Raksasa Hijau langsung melompat tidak jelas saat merasakan nyeri di dahinya, sementara Wulan sangat kegirangan terhadap apa yang ada di tangannya kini.
"Beni, aku dapet ala ... mak!" teriak Wulan histeris.
Tangan besar yang sedari tadi membekap tubuh Wulan akhirnya terlepas begitu saja, membuat gadis itu terjun bebas dari ribuan kaki di atas permukaan laut. Matanya terpejam saat melihat betapa mengerikan tanah keras yang akan menjadi tempatnya mendarat. Setibanya di sana, tubuhnya pasti akan pecah berkeping-keping.
Namun, Beni yang melihat hal tersebut tidak ingin Wulan berakhir dalam keadaan yang mengenaskan. Ia kemudian berlarian ke posisi yang kemungkinan akan dipijak Wulan. Untungnya, Beni tepat pada tempatnya. Wulan mendarat di atas tangannya yang direntangkan ke depan, persis seperti adegan romantis di sinema televisi zaman sekarang.
Wulan masih terpejam dengan tangan yang menggenggam erat alamas, membuat Beni tertawa. "Wulan, buka matamu," katanya di sela tawa.
Ari yang melihat itu pun tidak dapat mengontrol deru napasnya. Ada suara-suara kehancuran di dalam jiwanya, seperti pecahan kaca yang menusuk tepat ke jantung.
"Mes, hati ini sakit, Mes!" tegas Ari sambil menepuk dada kirinya.
James malah cengengesan lalu mengarahkan tangan Ari ke perut bagian kanan. "Di sini tempatnya hati. Yang tadi itu jantung. Kamu, sih, kurang fokus pas pelajaran Biologi."
Ari menepis kasar tangan James, menatapnya galak. "Nggak usah ngalihin perhatian, Mes! Aku sakit!"
"Oh, sayang," kata James lalu merengkuh pundak Ari erat, "nggak usah lebay, Ri. Kalau Beni nggak gitu, Wulan bakal habis saat itu juga."
Berkat ucapan James, pikiran Ari kembali jernih. Mereka kemudian turun perlahan, menghampiri dua orang yang sudah berdiri pada kaki masing-masing. Wulan pun segera memeluk Ari dan James kegirangan karena berhasil mendapat alamas selanjutnya.
"Ari, James, aku udah dapet alamasnya!" pekik Wulan bersemangat setelah melepaskan dekapannya.
"Berarti, kita bakalan pulang sebentar lagi!
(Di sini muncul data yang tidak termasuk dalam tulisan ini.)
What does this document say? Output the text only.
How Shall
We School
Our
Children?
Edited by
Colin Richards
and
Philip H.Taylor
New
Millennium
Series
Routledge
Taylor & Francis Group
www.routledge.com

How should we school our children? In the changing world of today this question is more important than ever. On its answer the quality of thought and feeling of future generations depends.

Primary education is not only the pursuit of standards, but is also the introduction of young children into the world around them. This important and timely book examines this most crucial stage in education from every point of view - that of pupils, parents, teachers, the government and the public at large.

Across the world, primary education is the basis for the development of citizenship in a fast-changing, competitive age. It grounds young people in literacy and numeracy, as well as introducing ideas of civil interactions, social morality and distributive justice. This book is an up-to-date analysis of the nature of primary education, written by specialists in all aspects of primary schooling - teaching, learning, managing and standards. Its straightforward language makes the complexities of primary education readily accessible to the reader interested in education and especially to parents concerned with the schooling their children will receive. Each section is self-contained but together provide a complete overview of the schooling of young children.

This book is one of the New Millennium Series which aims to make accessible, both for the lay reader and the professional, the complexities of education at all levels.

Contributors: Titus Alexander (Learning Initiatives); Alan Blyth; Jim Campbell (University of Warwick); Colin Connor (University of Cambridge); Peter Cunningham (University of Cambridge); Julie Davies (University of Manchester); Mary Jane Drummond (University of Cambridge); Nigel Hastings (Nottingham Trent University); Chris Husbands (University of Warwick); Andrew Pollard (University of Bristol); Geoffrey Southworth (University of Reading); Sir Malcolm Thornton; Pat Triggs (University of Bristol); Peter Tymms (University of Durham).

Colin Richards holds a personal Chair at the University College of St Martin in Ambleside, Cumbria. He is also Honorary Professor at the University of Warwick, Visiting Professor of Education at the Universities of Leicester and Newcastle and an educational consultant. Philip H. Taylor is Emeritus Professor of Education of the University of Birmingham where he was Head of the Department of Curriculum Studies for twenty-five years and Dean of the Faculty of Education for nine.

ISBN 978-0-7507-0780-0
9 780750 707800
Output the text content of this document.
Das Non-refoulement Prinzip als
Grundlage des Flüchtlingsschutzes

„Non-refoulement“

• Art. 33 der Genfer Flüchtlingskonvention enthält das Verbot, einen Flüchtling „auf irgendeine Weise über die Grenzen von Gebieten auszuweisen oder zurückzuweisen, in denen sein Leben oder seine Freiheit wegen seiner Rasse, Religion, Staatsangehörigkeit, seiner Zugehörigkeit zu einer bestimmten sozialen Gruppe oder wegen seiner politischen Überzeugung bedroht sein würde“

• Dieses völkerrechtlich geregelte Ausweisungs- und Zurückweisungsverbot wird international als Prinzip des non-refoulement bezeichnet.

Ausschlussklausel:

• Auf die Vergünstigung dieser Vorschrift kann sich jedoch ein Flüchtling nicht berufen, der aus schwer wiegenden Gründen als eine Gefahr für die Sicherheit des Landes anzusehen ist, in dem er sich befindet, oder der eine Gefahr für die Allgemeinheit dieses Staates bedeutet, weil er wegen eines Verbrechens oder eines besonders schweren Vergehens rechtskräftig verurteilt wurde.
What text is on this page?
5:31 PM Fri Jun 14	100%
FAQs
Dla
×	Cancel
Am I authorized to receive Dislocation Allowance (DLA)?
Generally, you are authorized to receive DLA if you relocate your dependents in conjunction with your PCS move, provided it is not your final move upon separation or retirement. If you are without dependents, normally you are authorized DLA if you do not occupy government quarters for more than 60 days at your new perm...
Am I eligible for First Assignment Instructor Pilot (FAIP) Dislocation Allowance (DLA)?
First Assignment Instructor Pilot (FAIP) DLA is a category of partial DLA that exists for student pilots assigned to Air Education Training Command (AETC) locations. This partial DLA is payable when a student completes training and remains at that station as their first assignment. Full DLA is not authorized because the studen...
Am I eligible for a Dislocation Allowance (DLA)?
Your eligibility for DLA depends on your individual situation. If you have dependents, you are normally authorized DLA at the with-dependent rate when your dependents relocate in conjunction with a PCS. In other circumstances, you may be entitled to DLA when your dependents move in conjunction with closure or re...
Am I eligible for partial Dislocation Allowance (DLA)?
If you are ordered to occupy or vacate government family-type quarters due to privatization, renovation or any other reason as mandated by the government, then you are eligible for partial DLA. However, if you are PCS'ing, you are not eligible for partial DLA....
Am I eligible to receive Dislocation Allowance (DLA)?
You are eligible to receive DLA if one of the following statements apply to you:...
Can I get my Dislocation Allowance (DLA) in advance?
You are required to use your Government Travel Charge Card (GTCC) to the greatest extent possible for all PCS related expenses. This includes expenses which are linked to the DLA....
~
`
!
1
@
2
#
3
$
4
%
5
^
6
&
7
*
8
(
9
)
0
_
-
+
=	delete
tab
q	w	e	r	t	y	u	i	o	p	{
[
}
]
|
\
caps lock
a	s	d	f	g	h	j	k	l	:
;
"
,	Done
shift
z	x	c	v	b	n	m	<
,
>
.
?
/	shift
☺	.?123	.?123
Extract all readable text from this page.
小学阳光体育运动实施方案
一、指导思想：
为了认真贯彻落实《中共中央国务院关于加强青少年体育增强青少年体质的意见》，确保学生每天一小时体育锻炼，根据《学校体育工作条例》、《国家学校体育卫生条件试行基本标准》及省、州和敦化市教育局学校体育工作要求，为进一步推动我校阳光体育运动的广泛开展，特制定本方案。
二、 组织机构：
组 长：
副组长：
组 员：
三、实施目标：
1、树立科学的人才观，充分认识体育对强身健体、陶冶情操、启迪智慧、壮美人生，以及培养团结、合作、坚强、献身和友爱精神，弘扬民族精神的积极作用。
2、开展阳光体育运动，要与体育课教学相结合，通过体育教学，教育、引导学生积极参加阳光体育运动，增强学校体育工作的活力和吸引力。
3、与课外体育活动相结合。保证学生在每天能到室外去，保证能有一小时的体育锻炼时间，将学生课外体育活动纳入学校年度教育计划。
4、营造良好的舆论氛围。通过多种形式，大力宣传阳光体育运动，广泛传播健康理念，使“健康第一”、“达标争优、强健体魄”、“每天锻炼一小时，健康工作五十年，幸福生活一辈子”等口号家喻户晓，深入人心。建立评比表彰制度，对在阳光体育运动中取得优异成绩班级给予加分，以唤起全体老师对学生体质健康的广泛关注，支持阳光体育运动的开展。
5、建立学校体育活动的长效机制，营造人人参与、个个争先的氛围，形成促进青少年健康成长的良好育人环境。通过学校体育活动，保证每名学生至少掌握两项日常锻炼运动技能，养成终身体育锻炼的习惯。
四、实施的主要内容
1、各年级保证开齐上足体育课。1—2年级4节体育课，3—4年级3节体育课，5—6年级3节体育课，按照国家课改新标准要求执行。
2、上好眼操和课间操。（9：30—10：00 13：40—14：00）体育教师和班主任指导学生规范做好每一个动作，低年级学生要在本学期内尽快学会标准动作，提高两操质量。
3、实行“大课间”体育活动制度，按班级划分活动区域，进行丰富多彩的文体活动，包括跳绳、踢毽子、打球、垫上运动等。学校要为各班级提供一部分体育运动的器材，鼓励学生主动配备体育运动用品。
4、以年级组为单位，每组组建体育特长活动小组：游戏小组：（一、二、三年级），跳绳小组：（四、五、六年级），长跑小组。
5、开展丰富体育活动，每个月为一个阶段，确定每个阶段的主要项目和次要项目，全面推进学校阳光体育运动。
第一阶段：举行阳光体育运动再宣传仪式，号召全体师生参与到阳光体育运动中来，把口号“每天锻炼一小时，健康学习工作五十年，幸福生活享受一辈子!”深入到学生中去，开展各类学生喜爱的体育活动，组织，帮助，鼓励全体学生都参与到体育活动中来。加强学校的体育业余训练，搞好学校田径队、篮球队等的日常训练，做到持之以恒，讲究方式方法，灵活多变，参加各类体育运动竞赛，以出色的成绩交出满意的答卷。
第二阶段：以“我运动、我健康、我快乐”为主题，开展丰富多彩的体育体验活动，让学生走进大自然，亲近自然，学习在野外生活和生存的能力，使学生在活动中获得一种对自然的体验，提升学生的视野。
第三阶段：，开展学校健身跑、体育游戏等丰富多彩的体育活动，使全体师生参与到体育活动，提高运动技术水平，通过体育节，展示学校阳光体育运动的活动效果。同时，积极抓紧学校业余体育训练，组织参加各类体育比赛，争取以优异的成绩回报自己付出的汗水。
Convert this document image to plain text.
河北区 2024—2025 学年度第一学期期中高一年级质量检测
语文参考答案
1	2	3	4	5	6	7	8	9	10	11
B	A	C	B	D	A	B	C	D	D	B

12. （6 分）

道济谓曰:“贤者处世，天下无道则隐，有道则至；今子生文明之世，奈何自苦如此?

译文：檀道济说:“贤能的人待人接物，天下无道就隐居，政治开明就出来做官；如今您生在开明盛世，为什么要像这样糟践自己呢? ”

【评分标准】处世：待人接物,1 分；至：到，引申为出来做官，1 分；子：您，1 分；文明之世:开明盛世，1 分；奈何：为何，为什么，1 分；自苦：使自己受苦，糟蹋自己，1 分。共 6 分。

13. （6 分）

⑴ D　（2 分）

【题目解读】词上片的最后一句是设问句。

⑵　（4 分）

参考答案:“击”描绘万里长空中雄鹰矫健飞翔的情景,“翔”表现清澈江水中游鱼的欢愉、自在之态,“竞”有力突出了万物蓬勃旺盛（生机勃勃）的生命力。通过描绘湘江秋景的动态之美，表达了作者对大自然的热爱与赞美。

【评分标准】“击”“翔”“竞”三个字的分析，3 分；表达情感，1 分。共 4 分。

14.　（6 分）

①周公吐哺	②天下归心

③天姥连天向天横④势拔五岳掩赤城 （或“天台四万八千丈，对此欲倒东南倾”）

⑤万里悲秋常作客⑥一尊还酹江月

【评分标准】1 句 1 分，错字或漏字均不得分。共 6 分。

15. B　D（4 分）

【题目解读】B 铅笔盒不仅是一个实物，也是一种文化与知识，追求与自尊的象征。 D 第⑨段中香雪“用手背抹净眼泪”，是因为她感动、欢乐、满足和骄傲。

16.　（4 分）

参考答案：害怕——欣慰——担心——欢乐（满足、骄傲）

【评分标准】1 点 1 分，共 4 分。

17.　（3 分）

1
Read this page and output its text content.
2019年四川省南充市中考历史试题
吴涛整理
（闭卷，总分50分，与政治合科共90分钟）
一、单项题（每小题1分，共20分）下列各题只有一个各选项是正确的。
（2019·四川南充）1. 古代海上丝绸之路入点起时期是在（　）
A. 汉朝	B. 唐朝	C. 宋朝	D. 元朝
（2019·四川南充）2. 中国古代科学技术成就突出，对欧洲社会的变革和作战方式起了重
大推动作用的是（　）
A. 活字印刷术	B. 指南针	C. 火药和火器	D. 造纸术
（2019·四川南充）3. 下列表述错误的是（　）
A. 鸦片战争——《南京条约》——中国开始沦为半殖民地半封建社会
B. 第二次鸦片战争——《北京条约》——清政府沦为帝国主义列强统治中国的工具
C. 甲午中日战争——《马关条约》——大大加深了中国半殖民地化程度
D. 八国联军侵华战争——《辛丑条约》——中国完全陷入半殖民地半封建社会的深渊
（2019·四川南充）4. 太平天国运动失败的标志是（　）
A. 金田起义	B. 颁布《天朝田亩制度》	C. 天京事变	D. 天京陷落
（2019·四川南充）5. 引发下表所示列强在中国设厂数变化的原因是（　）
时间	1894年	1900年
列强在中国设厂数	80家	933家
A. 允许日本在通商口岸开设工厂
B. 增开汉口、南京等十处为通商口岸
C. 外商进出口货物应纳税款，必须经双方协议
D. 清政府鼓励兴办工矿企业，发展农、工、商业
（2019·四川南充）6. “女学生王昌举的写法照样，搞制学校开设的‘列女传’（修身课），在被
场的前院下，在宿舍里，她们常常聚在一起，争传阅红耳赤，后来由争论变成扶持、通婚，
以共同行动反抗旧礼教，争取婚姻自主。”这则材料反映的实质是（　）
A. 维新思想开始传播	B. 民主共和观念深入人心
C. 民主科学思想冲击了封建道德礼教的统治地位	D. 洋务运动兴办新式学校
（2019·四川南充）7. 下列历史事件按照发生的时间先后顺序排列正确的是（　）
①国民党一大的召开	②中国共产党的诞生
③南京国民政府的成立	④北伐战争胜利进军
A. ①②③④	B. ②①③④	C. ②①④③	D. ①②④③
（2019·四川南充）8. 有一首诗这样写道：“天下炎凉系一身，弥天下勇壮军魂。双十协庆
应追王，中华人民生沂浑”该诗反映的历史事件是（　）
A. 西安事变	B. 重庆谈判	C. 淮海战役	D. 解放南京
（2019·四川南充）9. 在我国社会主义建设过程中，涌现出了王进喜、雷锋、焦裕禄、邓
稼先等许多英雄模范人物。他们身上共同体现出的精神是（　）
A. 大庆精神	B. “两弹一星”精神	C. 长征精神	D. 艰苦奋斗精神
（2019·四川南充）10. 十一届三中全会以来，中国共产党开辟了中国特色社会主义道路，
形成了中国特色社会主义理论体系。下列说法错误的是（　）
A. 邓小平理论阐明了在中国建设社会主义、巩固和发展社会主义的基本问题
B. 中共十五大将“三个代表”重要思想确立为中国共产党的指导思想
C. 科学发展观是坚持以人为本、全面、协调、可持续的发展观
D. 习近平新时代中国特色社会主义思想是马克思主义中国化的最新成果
Yeay!" seru James riang.
"Siapa bilang kalian akan pulang?" Suara mengerikan itu datang lagi.
Keempat bocah itu menoleh perlahan, menenggak ludah masing-masing saat mengetahui Raksasa masih sanggup bangkit. Keringat yang tadinya telah mengering sekarang meluncur bagai air terjun. Wulan pikir, jika mencabut benjolan kuning dari dahi Raksasa, maka Raksasa tersebut dapat tumbang seketika.
"Beraninya kau mencabut tanda lahirku, Gadis Muda! Kalian tidak akan bisa lolos dari tempat ini!" ancam sang Raksasa diakhiri dengan tawa jahatnya.
"Lari!" teriak empat bocah itu secara bersamaan.
Mereka pun berlari sekuat yang mereka mampu, menghindar dari Raksasa murka itu. Tangannya dengan ganas menyibakkan pepohonan, kakinya berdentum keras saat bergantian memijak tanah, wajahnya memanas, ingin sekali melahap anak muda itu secara bebarengan. Kebetulan juga, sudah lama ia tidak menikmati kelembutan daging mangsanya.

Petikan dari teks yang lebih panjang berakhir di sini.